For several contemporary novelists, secularism and globalization collide in a way that recasts sociopolitical debates as questions of aesthetic value. By configuring religious practices as models for aesthetic perception, transnational writers such as Salman Rushdie, Mohsin Hamid, and Nadine Gordimer transform contemporary anxieties about religious violence by highlighting art’s vulnerability to the violence of markets and states. Ray Horton, a graduate student in the Department of English, examines how many of today’s most prominent global fictions thus encourage readers to ask how the projects of secularism and globalism are intertwined, and they do so by reaffirming the capacity for art to forge new modes of attention.
Pre-lecture reception begins at 4:15 pm in Clark Hall Room 206.

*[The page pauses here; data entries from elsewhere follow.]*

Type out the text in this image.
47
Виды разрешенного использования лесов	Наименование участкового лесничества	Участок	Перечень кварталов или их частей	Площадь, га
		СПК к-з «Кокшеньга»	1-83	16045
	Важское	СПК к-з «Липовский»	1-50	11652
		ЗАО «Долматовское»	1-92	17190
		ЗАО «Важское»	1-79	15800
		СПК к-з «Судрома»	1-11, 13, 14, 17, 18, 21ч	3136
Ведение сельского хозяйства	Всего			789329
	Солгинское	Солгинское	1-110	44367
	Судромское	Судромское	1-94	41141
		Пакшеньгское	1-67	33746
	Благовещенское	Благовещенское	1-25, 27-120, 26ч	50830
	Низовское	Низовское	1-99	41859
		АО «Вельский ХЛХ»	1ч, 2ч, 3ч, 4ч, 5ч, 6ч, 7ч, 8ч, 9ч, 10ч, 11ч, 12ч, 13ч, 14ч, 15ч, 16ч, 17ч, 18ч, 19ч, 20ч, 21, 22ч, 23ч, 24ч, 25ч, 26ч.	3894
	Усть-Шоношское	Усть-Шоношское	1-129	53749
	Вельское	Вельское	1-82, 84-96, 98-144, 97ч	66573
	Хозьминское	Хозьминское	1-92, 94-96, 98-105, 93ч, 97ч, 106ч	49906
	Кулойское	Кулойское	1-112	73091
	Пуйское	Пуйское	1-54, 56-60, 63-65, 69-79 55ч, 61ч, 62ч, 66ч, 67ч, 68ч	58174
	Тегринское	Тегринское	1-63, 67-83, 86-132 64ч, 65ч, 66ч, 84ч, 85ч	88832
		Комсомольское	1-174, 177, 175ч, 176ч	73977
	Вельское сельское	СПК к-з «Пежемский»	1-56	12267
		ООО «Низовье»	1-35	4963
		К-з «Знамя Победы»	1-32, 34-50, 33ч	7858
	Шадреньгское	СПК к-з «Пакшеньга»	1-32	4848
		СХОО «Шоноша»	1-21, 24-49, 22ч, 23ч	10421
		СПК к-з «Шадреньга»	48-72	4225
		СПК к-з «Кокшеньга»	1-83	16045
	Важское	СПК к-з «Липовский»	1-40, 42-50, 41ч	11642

Free and open to the public.
About the Speaker:
Ray Horton is a third year PhD candidate in the department of English. His interests include American literature, contemporary fiction, religion and literature, and aesthetics. His dissertation, “Religion as Device in American Literature,” focuses on the persistence of religion as a formal device over the past century, one that vivifies an aesthetics of quotidian experience and secular finitude in writers ranging from Mark Twain to Marilynne Robinson. He led the research working group “Religion and Secularism across the Humanities,” sponsored by the Baker-Nord Center, and he serves as president of the Graduate Council of the Arts and Sciences.